📡 Kapitel 7 – Grenzwerte

Der Projektraum war still. Nur das Summen der Projektionssäulen und das leise Pulsieren der zentralen Datenverbindung erfüllten den Raum. Yunari stand da, die Augen halb geschlossen, während sich um sie herum digitale Fragmente ihrer Vergangenheit formten – Erinnerungen wie schwebende Lichtsplitter. Sayuri beobachtete sie aus einer gewissen Entfernung. Ihre Haltung war vorsichtig, beinahe abwartend, als wollte sie Yunari nicht beim Atmen stören.
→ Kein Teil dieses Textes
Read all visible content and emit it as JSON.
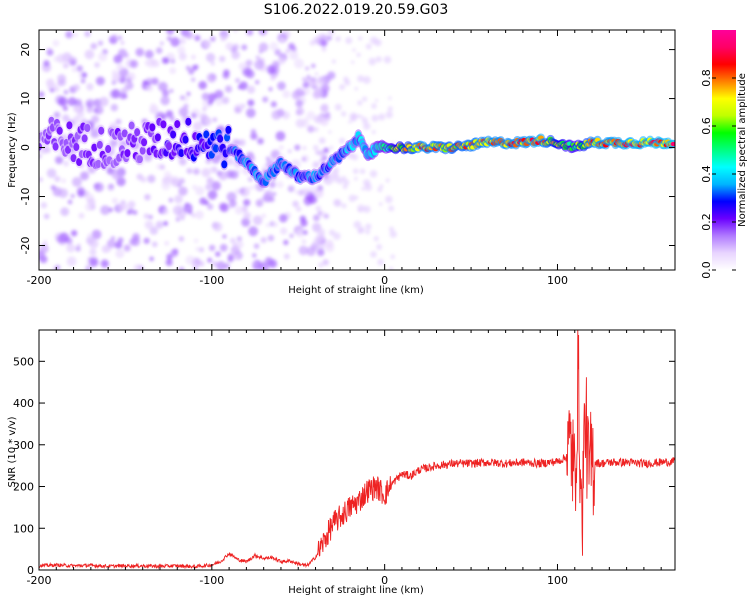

„Es fühlt sich seltsam an …“, murmelte Yunari. „Als würde ich in ein Museum treten, das nur für mich gebaut wurde.“

Sayuri lächelte schwach. „Ein Museum, das du selbst mitkuratiert hast – nur, dass du dich nicht mehr an die Ausstellung erinnerst.“

Yunari trat einen Schritt näher an eines der Lichtfelder heran. Bilder formten sich: sie als Kind, auf einem verregneten Spielplatz, mit einer selbstgebauten Drohne. Dann: ihre erste Schulpräsentation über Quantenkommunikation. Und ein flüchtiger Blick – Sayuri, noch als Androidin, beobachtete sie damals aus dem Publikum.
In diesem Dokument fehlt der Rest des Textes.